Indagando la rilevanza del Terzo Settore dal punto di vista economico emerge che il 41% degli intervistati attribuisce ad esso una grande importanza, percentuale che sale fino al 74 % considerando anche coloro che ne danno un giudizio almeno positivo. Considerevole è l’incremento di queste stesse percentuali se ad essere messa sotto la lente è la rilevanza dal punto di vista sociale: il 68% degli intervistati attribuisce al Terzo Settore importanza massima, percentuale che sale fino al 90% considerando anche coloro che ne danno un giudizio più che positivo.


“Come da anni l’Istituto sostiene – afferma Maria Guidotti, Presidente IID – più della metà degli intervistati (55%) afferma che il non profit svolge un ruolo indispensabile nell’integrare i servizi offerti dallo Stato. Questo stesso dato aumenta fino a sfiorare l’80% se si aggiungono coloro che sono abbastanza d’accordo con questa affermazione. Al tempo stesso però non mancano le critiche ad un settore percepito come eccessivamente frammentato (dato appoggiato fortemente dal 49%), troppo competitivo (46%), in cui si verificano spesso casi di truffe o imbrogli (45%), che si dimostra inefficiente tanto da causare sprechi e dispersione di risorse (43%).”

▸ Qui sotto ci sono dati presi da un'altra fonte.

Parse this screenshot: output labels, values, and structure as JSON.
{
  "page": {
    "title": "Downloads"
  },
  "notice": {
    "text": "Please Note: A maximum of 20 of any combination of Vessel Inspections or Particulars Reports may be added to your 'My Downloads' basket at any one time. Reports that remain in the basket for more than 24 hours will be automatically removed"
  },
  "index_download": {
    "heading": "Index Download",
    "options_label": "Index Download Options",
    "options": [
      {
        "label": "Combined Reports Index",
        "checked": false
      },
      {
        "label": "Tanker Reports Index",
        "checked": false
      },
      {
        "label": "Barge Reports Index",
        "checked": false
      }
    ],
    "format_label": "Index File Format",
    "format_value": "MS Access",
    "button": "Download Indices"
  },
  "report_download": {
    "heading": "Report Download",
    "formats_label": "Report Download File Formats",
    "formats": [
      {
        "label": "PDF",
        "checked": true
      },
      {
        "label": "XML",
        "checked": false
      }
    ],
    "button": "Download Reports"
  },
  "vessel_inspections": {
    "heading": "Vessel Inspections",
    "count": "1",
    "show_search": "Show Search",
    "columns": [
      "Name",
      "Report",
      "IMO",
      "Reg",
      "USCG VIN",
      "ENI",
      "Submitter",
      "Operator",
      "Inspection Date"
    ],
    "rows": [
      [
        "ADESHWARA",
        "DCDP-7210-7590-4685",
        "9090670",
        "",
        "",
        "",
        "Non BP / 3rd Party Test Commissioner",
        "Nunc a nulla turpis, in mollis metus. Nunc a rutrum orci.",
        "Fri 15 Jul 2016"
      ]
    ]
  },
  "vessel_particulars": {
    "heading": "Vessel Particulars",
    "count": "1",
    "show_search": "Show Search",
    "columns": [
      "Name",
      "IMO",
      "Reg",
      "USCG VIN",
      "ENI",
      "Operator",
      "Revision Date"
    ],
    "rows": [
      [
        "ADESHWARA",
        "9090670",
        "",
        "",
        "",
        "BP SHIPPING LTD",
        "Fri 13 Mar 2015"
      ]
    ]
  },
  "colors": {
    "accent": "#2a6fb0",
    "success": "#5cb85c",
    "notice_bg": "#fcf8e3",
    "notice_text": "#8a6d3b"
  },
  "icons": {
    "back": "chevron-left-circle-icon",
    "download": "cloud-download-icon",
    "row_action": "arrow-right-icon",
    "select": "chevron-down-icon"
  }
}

Alla luce di questi risultati l’Istituto si interroga sulle sue capacità di rispondere alle esigenze di un Terzo Settore di sostegno al welfare nazionale. Oggi l’IID si presenta come una realtà sempre più poliedrica: quest’anno infatti, dopo cinque anni di attività, l’Istituto si riposiziona all’interno del Terzo Settore italiano per rispecchiare ancor più fedelmente le necessità di un sistema in continua trasformazione ed evoluzione, senza tuttavia abbandonare la missione originaria e le attività core: accrescere il valore delle attività del Settore Non Profit, facendo delle ONP un pilastro fondamentale, affidabile e di qualità, centrale al sistema di welfare.


Durante l’evento è stata infatti presentata la bozza della nuova "Carta della Donazione - edizione 2011", il cui testo è scaricabile dal sito dell'istituto.
L’evento è stato inoltre l’occasione per presentare per la prima volta al pubblico il “Progetto di Valorizzazione del Non Profit dei Territori” che si pone l’obiettivo di diffondere alti standard di eccellenza etica e gestionale nelle piccole ONP poiché, anche queste ultime, esercitano un ruolo fondamentale ed indispensabile nel sistema di welfare nazionale.

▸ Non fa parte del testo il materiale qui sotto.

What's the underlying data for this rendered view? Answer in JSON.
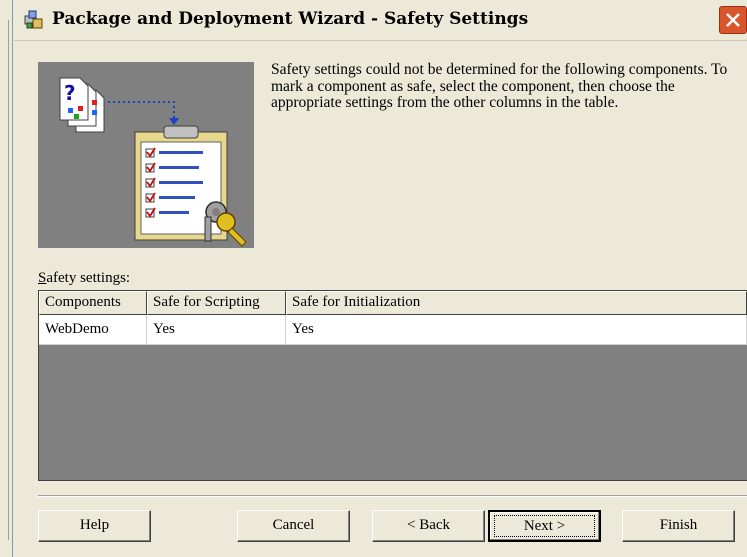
{
  "window": {
    "title": "Package and Deployment Wizard - Safety Settings"
  },
  "description": "Safety settings could not be determined for the following components. To mark a component as safe, select the component, then choose the appropriate settings from the other columns in the table.",
  "grid": {
    "label": "Safety settings:",
    "columns": [
      "Components",
      "Safe for Scripting",
      "Safe for Initialization"
    ],
    "rows": [
      [
        "WebDemo",
        "Yes",
        "Yes"
      ]
    ]
  },
  "buttons": {
    "help": "Help",
    "cancel": "Cancel",
    "back": "< Back",
    "next": "Next >",
    "finish": "Finish"
  }
}
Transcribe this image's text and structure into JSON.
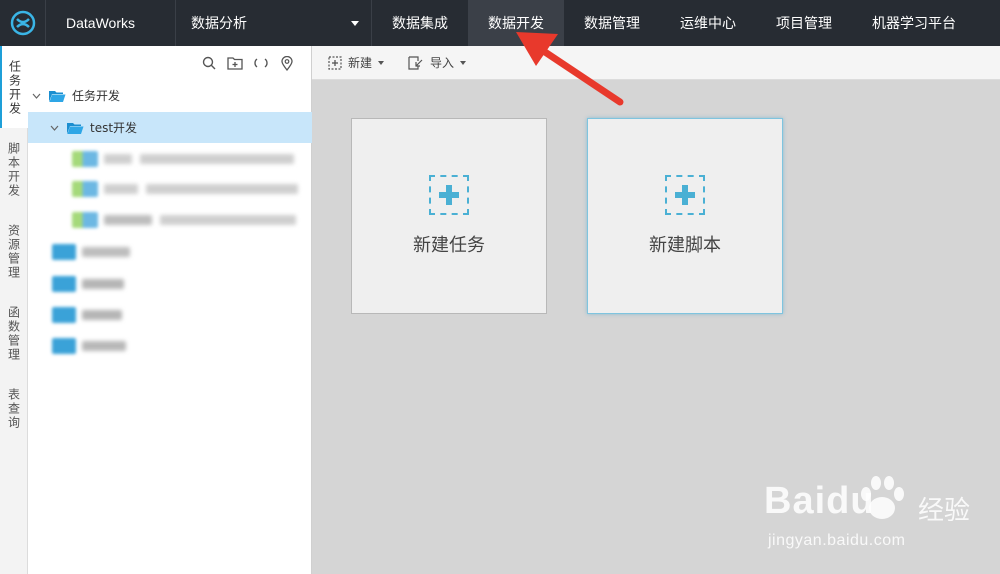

Momento fondamentale dell’evento è stato il dibattito che ha messo a confronto esponenti di fondazioni d’impresa e del mondo imprenditoriale, attivo sul versante CSR, con enti di rappresentanza di primo e secondo livello del Terzo Settore italiano. Hanno partecipato al dibattito: Giovanni Anversa, Giornalista RAI; Antonio Bernardi, Presidente Fondazione Vodafone Italia; Carlo Borgomeo, Presidente Fondazione con il Sud, Maurizio Mumolo, Direttore Forum Nazionale del Terzo Settore; Francesco Petrelli, Presidente Associazione ONG Italiane; Beatrice Collarini, Corporate Responsibility Edison; Lele Di Blasio, Direttore Operativo CIAI; Fabio Laurenzi, Presidente COSPE; Fulvio Rossi, Responsabile Responsabilità sociale d’impresa Terna.